Abbiamo letto questo libro in occasione del Blogtour organizzato dalla casa editrice.
Questa la nostra tappa, relativa alla presentazione e all’estratto:
Oggi la recensione la fa Ivan, nuovo collaboratore appassionato di polizieschi, noir e thriller.
recensione
Sono abituato a leggere libri molto corposi, dalle trame ricche d’intrecci e a volte impegnative. Quindi leggere “Primo piano sul cadavere”, breve romanzo di ottantacinque pagine, per me è stata un’esperienza diversa.
La scrittura di Léo Malet è fluida e piacevole e l’intera storia si svolge in una giornata, lo stesso tempo che mi è servito per leggerla.
Nestor Burma, un investigatore privato parigino agli esordi, riceve l’incarico di proteggere un noto attore, Julien Faverau, perché quest’ultimo viene minacciato di morte. Per il neo investigatore sarebbe un’ottima pubblicità, se dovesse riuscire a salvare la vita al suo cliente; così accetta di sorvegliarlo all’interno del luogo dove Faverau ritiene di trovarsi in vero pericolo.
Il volto del detective, tempo prima, è stato impresso su dei volantini pubblicitari, così, per evitare di essere riconosciuto dalla persona che vorrebbe uccidere l’attore, che a detta di Julien dovrebbe essere qualcuno che opera all’interno dello studio cinematografico, non appena arriva in loco con la scusa di apparire come comparsa, Burma si affida a un truccatore che gli cambia l’aspetto.

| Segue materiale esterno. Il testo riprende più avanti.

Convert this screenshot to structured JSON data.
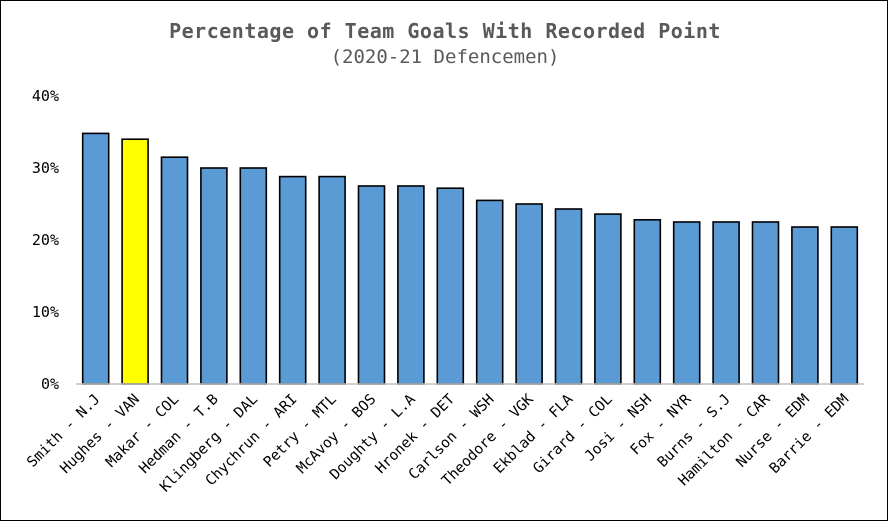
{
  "chart_data": {
    "type": "bar",
    "title": "Percentage of Team Goals With Recorded Point",
    "subtitle": "(2020-21 Defencemen)",
    "xlabel": "",
    "ylabel": "",
    "ylim": [
      0,
      40
    ],
    "y_ticks": [
      "0%",
      "10%",
      "20%",
      "30%",
      "40%"
    ],
    "y_tick_values": [
      0,
      10,
      20,
      30,
      40
    ],
    "grid": false,
    "categories": [
      "Smith - N.J",
      "Hughes - VAN",
      "Makar - COL",
      "Hedman - T.B",
      "Klingberg - DAL",
      "Chychrun - ARI",
      "Petry - MTL",
      "McAvoy - BOS",
      "Doughty - L.A",
      "Hronek - DET",
      "Carlson - WSH",
      "Theodore - VGK",
      "Ekblad - FLA",
      "Girard - COL",
      "Josi - NSH",
      "Fox - NYR",
      "Burns - S.J",
      "Hamilton - CAR",
      "Nurse - EDM",
      "Barrie - EDM"
    ],
    "values": [
      34.8,
      34.0,
      31.5,
      30.0,
      30.0,
      28.8,
      28.8,
      27.5,
      27.5,
      27.2,
      25.5,
      25.0,
      24.3,
      23.6,
      22.8,
      22.5,
      22.5,
      22.5,
      21.8,
      21.8
    ],
    "colors": {
      "default_bar": "#5b9bd5",
      "highlight_bar": "#ffff00",
      "bar_outline": "#000000",
      "axis": "#bfbfbf",
      "title": "#595959"
    },
    "highlight_index": 1
  }
}
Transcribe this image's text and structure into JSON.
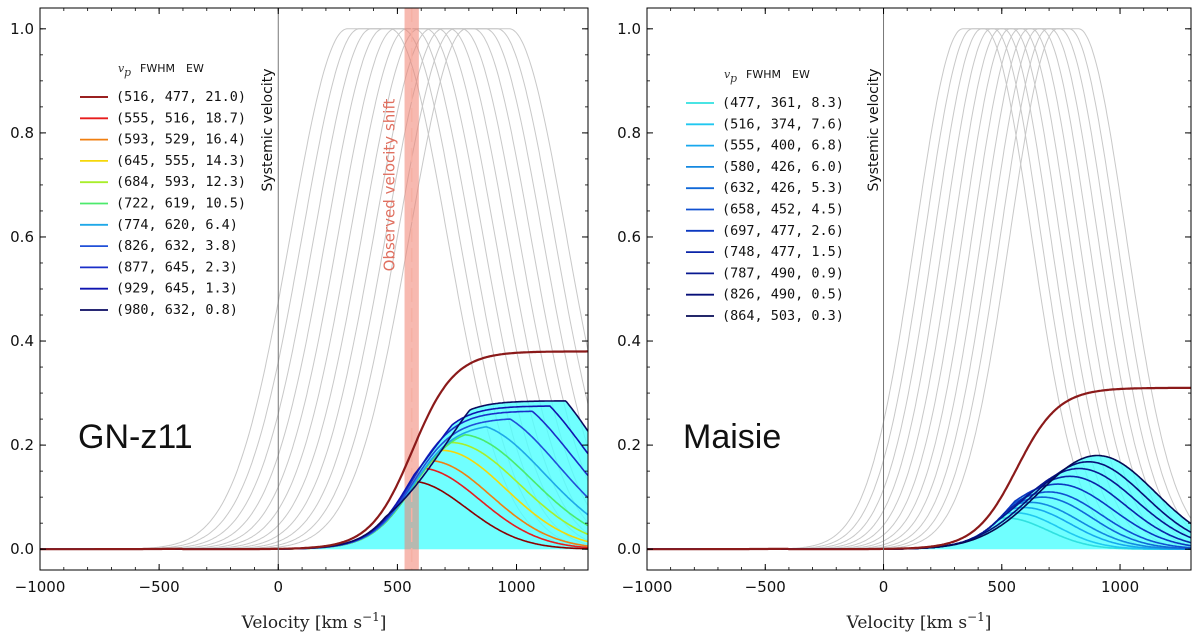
{
  "chart_data": [
    {
      "type": "line",
      "panel": "left",
      "title": "",
      "label": "GN-z11",
      "xlabel": "Velocity [km s",
      "xlabel_sup": "−1",
      "xlabel_tail": "]",
      "ylabel": "",
      "xlim": [
        -1000,
        1300
      ],
      "ylim": [
        -0.04,
        1.04
      ],
      "xticks": [
        -1000,
        -500,
        0,
        500,
        1000
      ],
      "xtick_labels": [
        "−1000",
        "−500",
        "0",
        "500",
        "1000"
      ],
      "yticks": [
        0.0,
        0.2,
        0.4,
        0.6,
        0.8,
        1.0
      ],
      "ytick_labels": [
        "0.0",
        "0.2",
        "0.4",
        "0.6",
        "0.8",
        "1.0"
      ],
      "legend_header": {
        "vp": "v",
        "vp_sub": "p",
        "fwhm": "FWHM",
        "ew": "EW"
      },
      "legend_placement": "upper-left",
      "systemic_label": "Systemic velocity",
      "systemic_x": 0,
      "shift_label": "Observed velocity shift",
      "shift_band": [
        530,
        590
      ],
      "shift_center": 560,
      "envelope_color": "#8b1a1a",
      "fill_color": "#00ffff",
      "series": [
        {
          "vp": 516,
          "fwhm": 477,
          "ew": 21.0,
          "label": "(516, 477, 21.0)",
          "color": "#8b0000"
        },
        {
          "vp": 555,
          "fwhm": 516,
          "ew": 18.7,
          "label": "(555, 516, 18.7)",
          "color": "#e81c1c"
        },
        {
          "vp": 593,
          "fwhm": 529,
          "ew": 16.4,
          "label": "(593, 529, 16.4)",
          "color": "#f07f10"
        },
        {
          "vp": 645,
          "fwhm": 555,
          "ew": 14.3,
          "label": "(645, 555, 14.3)",
          "color": "#f5d70a"
        },
        {
          "vp": 684,
          "fwhm": 593,
          "ew": 12.3,
          "label": "(684, 593, 12.3)",
          "color": "#a8ee2a"
        },
        {
          "vp": 722,
          "fwhm": 619,
          "ew": 10.5,
          "label": "(722, 619, 10.5)",
          "color": "#4cea6c"
        },
        {
          "vp": 774,
          "fwhm": 620,
          "ew": 6.4,
          "label": "(774, 620, 6.4)",
          "color": "#1fa8e8"
        },
        {
          "vp": 826,
          "fwhm": 632,
          "ew": 3.8,
          "label": "(826, 632, 3.8)",
          "color": "#2050d8"
        },
        {
          "vp": 877,
          "fwhm": 645,
          "ew": 2.3,
          "label": "(877, 645, 2.3)",
          "color": "#1a2ec8"
        },
        {
          "vp": 929,
          "fwhm": 645,
          "ew": 1.3,
          "label": "(929, 645, 1.3)",
          "color": "#0f14b0"
        },
        {
          "vp": 980,
          "fwhm": 632,
          "ew": 0.8,
          "label": "(980, 632, 0.8)",
          "color": "#0a0a60"
        }
      ],
      "grey_templates": {
        "centers": [
          380,
          430,
          480,
          530,
          580,
          630,
          680,
          730,
          780,
          830,
          880
        ],
        "fwhm": 560,
        "peak": 1.0,
        "plateau": 180
      },
      "envelope_at_xmax": 0.38,
      "model_peaks": [
        0.13,
        0.155,
        0.17,
        0.19,
        0.205,
        0.22,
        0.235,
        0.25,
        0.265,
        0.275,
        0.285
      ]
    },
    {
      "type": "line",
      "panel": "right",
      "title": "",
      "label": "Maisie",
      "xlabel": "Velocity [km s",
      "xlabel_sup": "−1",
      "xlabel_tail": "]",
      "ylabel": "",
      "xlim": [
        -1000,
        1300
      ],
      "ylim": [
        -0.04,
        1.04
      ],
      "xticks": [
        -1000,
        -500,
        0,
        500,
        1000
      ],
      "xtick_labels": [
        "−1000",
        "−500",
        "0",
        "500",
        "1000"
      ],
      "yticks": [
        0.0,
        0.2,
        0.4,
        0.6,
        0.8,
        1.0
      ],
      "ytick_labels": [
        "0.0",
        "0.2",
        "0.4",
        "0.6",
        "0.8",
        "1.0"
      ],
      "legend_header": {
        "vp": "v",
        "vp_sub": "p",
        "fwhm": "FWHM",
        "ew": "EW"
      },
      "legend_placement": "upper-left",
      "systemic_label": "Systemic velocity",
      "systemic_x": 0,
      "envelope_color": "#8b1a1a",
      "fill_color": "#00ffff",
      "series": [
        {
          "vp": 477,
          "fwhm": 361,
          "ew": 8.3,
          "label": "(477, 361, 8.3)",
          "color": "#30e0e0"
        },
        {
          "vp": 516,
          "fwhm": 374,
          "ew": 7.6,
          "label": "(516, 374, 7.6)",
          "color": "#20c8f0"
        },
        {
          "vp": 555,
          "fwhm": 400,
          "ew": 6.8,
          "label": "(555, 400, 6.8)",
          "color": "#18a8ee"
        },
        {
          "vp": 580,
          "fwhm": 426,
          "ew": 6.0,
          "label": "(580, 426, 6.0)",
          "color": "#1488e0"
        },
        {
          "vp": 632,
          "fwhm": 426,
          "ew": 5.3,
          "label": "(632, 426, 5.3)",
          "color": "#1068d8"
        },
        {
          "vp": 658,
          "fwhm": 452,
          "ew": 4.5,
          "label": "(658, 452, 4.5)",
          "color": "#1050d0"
        },
        {
          "vp": 697,
          "fwhm": 477,
          "ew": 2.6,
          "label": "(697, 477, 2.6)",
          "color": "#0c38c0"
        },
        {
          "vp": 748,
          "fwhm": 477,
          "ew": 1.5,
          "label": "(748, 477, 1.5)",
          "color": "#0a24a8"
        },
        {
          "vp": 787,
          "fwhm": 490,
          "ew": 0.9,
          "label": "(787, 490, 0.9)",
          "color": "#081890"
        },
        {
          "vp": 826,
          "fwhm": 490,
          "ew": 0.5,
          "label": "(826, 490, 0.5)",
          "color": "#060f78"
        },
        {
          "vp": 864,
          "fwhm": 503,
          "ew": 0.3,
          "label": "(864, 503, 0.3)",
          "color": "#050a55"
        }
      ],
      "grey_templates": {
        "centers": [
          380,
          420,
          460,
          500,
          540,
          580,
          620,
          660,
          700,
          740,
          780
        ],
        "fwhm": 470,
        "peak": 1.0,
        "plateau": 90
      },
      "envelope_at_xmax": 0.31,
      "model_peaks": [
        0.06,
        0.07,
        0.08,
        0.09,
        0.1,
        0.11,
        0.125,
        0.14,
        0.155,
        0.168,
        0.18
      ]
    }
  ]
}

Il volto trasformato del detective è descritto diverse volte tra le pagine, e la cosa mi è piaciuta perché mi ha trasmesso una certa simpatia per il personaggio. Nessuna descrizione della città invece viene menzionata, perché la storia si svolge tutta tra il set e i vari luoghi, ben descritti, all’interno dello studio cinematografico.
Proprio nel camerino di Faverau inizia la narrazione e, dopo essere rimasti soli, mentre il detective discute col suo cliente, questo cade a terra, stecchito. Anche se non è un medico, Nestor Burma capisce fin da subito che il suo primo cliente è morto, e che probabilmente è stato avvelenato. Il detective riflette:
“Così avevo iniziato a capire che Faverau era una vipera a cui gli uomini cortesi avrebbero preferito offrire un bicchiere di arsenico piuttosto che vederlo crepare di sete”.
Ma ritiene che non sia ancora tutto perduto e può sempre rifarsi trovando l’assassino del suo antipatico cliente. Il primo sospettato è il padre di una delle tante amanti dell’attore che ha perso la vita durante un intervento per abortire, ma Burma non è convinto che l’uomo menzionato pocanzi possa essere l’assassino. Perquisisce il corpo della vittima, trova alcuni indizi e preleva dalle tasche di Faverau anche il compenso che gli sarebbe spettato, poi si affaccia in corridoio per chiamare la costumista, e nota che:
“Il colorito del suo naso mi aveva garantito che doveva aver approfittato di quella libertà per andare alla buvette.”
Lei poi si precipita nel camerino e, non appena vede l’attore per terra, terrorizzata caccia un urlo e l’autore, con una punta di umorismo, descrive molto bene la scena così:
“Dopo aver lanciato un grido, poi un altro, e tra i due, a mo’ di sandwich, aver invocato il nome del Signore”.
Un attimo dopo anche il detective si reca al bar, ma per chiamare la polizia.
Arrivato sul luogo del delitto, il commissario Petit-Martin prende subito in simpatia quell’uomo con quel volto trasformato dal trucco, così ascolta le sue ipotesi e insieme cominciano a indagare, aggiungendo alla squadra un giornalista trovato sul posto.
L’investigatore privato si mette a caccia dell’arma del delitto oltre che dell’assassino, segue delle piste, ha dei sospetti, comincia ad affiorare qualche colpo di scena, ma per ben due volte si sbaglia e lì per lì il commissario non gli da più retta.
Infine un particolare di poca rilevanza mette Burma nella pista giusta e così, in un finale per certi versi inatteso, giustizia è fatta.
Rispetto ai romanzi più moderni, con ritmi più serrati e intrecci più articolati, oltre al numero di pagine decisamente superiore, questa lettura è più semplice e veloce. Risponde ai canoni dell’epoca, con ritmi lenti e tranquilli, una lettura più pacata, senza troppi colpi di scena. Un poliziesco i cui protagonisti sono i personaggi, prima ancora della storia.